Dr. John Vann, Department of Marketing
Green Initiatives Coordinator
February 2003

In the Muncie area, water consumption is tied to sustainability largely through energy use. Energy and other resources are used to pump, purify, store, and distribute water, with additional energy required to process water discharged into the sewers. The use of warm or hot water requires extra energy for heating.  Since most of the energy associated with our use of water ultimately relies on the combustion of fossil fuels, it results in the release of greenhouse gases, sulfur dioxide, and mercury (which contaminates our waterways).

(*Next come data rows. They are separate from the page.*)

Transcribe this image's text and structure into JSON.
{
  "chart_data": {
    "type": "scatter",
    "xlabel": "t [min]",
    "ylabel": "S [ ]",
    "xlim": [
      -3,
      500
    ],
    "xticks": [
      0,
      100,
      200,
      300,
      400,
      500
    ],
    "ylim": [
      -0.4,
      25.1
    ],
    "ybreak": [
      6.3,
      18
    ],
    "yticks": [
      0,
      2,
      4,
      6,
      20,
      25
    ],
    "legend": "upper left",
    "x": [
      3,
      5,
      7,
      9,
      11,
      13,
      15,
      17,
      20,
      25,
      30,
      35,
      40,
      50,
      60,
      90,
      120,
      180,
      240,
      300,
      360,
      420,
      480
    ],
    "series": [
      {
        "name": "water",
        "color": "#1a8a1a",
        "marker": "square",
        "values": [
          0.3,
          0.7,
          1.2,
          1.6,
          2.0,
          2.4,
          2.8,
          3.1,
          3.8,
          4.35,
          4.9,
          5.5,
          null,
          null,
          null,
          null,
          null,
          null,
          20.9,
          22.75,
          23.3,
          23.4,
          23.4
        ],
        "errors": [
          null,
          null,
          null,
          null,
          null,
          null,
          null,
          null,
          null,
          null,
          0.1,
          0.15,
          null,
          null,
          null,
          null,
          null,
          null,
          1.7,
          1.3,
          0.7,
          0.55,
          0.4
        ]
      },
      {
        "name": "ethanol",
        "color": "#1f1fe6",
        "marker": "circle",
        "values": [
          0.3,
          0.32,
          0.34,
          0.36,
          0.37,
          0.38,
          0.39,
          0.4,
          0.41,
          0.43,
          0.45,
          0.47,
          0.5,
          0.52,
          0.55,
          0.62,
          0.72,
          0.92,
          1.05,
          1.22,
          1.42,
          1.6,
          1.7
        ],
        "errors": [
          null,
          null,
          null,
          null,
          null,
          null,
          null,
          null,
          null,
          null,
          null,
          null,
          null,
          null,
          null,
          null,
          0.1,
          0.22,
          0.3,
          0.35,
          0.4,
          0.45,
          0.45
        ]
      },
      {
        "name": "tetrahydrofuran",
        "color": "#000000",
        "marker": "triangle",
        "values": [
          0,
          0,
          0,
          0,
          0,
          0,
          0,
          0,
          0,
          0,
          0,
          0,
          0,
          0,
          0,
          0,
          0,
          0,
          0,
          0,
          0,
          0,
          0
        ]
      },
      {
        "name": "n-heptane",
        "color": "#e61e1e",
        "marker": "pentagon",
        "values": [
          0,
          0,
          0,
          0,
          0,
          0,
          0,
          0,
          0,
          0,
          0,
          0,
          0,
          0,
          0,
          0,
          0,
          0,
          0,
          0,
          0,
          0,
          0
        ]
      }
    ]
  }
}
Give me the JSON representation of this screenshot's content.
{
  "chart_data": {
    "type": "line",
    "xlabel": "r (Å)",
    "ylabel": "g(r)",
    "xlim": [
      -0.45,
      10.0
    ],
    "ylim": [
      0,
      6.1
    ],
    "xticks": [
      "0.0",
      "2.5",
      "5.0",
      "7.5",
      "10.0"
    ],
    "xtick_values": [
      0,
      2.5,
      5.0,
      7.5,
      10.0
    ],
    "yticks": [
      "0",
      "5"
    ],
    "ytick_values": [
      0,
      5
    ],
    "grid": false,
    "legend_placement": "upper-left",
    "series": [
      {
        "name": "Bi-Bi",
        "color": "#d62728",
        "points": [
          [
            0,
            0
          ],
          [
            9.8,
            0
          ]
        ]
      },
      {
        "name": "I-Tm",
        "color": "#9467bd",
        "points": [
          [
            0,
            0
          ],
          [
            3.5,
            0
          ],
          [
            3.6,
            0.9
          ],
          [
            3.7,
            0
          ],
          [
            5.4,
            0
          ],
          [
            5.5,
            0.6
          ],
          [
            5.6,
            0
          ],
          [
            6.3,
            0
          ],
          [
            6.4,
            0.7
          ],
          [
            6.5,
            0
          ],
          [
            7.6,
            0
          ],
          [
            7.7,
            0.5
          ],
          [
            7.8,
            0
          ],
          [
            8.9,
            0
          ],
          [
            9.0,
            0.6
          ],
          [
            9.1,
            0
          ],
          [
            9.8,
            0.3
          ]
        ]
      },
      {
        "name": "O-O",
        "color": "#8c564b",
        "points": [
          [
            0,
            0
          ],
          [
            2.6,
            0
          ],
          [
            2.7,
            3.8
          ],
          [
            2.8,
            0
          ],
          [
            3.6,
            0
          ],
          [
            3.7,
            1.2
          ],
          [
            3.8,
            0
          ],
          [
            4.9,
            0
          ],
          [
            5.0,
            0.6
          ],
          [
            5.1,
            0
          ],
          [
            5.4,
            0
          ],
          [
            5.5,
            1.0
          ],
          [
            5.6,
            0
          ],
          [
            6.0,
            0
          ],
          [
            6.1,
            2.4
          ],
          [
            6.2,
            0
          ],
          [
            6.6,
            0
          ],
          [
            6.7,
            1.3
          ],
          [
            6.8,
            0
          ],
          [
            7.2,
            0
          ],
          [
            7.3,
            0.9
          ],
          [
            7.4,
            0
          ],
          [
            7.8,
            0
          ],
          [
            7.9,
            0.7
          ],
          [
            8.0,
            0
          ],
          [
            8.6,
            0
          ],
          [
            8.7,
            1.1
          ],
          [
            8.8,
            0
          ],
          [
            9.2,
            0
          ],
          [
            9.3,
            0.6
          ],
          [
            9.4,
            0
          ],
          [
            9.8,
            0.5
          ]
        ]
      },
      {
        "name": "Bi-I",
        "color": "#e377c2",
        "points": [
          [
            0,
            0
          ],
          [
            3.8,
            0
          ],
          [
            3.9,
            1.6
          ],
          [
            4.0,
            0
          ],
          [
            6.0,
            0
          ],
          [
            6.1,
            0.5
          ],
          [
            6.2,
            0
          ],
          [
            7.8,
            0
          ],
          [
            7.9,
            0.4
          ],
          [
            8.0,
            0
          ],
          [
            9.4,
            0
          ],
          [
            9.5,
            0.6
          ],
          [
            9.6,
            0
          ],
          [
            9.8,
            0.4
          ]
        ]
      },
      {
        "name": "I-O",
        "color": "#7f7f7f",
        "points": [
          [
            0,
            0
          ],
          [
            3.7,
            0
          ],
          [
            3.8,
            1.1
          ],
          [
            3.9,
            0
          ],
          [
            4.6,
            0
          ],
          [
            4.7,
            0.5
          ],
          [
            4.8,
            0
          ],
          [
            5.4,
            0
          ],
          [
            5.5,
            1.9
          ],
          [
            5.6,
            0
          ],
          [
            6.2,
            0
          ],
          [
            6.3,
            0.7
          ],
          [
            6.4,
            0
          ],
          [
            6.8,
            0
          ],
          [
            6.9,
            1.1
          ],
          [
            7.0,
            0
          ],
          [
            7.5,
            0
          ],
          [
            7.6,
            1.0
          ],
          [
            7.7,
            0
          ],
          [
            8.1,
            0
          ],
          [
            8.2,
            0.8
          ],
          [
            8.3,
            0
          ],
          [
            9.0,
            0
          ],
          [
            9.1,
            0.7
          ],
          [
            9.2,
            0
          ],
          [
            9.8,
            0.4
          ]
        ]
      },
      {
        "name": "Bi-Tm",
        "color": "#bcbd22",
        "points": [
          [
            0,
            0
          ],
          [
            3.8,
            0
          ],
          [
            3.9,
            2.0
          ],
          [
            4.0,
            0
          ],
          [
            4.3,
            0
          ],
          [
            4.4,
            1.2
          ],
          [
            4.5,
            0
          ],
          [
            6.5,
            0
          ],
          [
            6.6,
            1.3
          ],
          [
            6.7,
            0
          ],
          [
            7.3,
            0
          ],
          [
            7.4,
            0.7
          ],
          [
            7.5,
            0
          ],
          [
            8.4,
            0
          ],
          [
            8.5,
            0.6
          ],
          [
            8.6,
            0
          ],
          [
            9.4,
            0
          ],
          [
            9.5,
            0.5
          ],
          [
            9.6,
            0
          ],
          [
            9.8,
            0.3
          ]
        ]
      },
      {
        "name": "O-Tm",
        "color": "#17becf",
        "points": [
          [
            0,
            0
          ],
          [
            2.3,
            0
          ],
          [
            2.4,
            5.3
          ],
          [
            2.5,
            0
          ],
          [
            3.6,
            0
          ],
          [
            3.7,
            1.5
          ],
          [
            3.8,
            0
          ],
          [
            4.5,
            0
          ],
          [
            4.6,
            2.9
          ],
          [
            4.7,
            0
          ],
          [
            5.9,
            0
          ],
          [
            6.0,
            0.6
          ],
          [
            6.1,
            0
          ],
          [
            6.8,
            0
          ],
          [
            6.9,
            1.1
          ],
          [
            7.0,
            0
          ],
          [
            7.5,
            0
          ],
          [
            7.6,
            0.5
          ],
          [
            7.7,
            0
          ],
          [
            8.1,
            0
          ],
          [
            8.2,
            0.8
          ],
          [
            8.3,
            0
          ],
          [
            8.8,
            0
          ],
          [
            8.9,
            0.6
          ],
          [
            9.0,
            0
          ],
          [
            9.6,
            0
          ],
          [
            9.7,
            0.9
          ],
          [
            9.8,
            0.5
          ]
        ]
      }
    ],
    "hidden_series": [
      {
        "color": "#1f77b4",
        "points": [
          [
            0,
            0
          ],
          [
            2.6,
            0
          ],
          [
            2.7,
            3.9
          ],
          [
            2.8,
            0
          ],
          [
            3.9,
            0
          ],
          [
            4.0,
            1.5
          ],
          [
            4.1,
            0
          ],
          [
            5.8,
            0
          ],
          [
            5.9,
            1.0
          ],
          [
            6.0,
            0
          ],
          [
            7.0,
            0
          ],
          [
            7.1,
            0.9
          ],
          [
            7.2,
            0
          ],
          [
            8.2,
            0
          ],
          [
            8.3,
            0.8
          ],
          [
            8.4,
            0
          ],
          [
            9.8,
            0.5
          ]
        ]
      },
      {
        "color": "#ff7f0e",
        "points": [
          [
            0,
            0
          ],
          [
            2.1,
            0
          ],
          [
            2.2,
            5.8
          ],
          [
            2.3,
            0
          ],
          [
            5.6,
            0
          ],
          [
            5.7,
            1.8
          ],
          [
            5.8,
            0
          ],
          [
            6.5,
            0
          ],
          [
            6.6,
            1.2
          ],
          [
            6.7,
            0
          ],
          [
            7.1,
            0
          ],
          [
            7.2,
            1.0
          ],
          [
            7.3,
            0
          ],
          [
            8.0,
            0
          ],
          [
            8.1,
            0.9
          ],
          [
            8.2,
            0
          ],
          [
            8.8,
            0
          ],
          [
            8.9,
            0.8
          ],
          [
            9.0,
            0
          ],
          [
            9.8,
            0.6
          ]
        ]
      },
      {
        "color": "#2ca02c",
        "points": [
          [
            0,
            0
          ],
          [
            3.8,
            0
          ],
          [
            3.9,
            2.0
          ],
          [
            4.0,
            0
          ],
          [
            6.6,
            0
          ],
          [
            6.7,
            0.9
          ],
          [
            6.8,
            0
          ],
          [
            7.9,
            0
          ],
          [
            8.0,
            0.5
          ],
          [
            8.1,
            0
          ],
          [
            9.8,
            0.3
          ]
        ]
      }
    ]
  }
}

There are both structural (physical) and behavioral options for conserving water. Structural modifications that affect water consumption may be made during or after construction of a building or house.  Low-volume shower heads or flush toilets are mandated for new construction and use about 1/4 of the water required by conventional systems. Low-volume shower heads are very inexpensive and easy to install as retrofits. Low-volume flush toilets may also be purchased for existing structures. For institutional applications, there are waterless urinals. These require no water for flushing and result in substantial savings. Interior faucets should have aerators that combine air with water to reduce the flow needed for washing hands or rinsing dishes. New, horizontal-tub washing machines use about 1/2 of the water required for a conventional machine. For gardening, drip irrigation is an extremely efficient way to water plants and vegetables. In addition, plants with low watering requirements may be purchased to create a xeriscape.

Behavioral changes involve the frequency and duration of water flow.  Showers of five minutes or less, turning off the water while lathering in the shower or brushing teeth or while soaping the car, washing windows with a bucket of water instead of the hose, and washing full loads of laundry are all examples of home water conservation activities.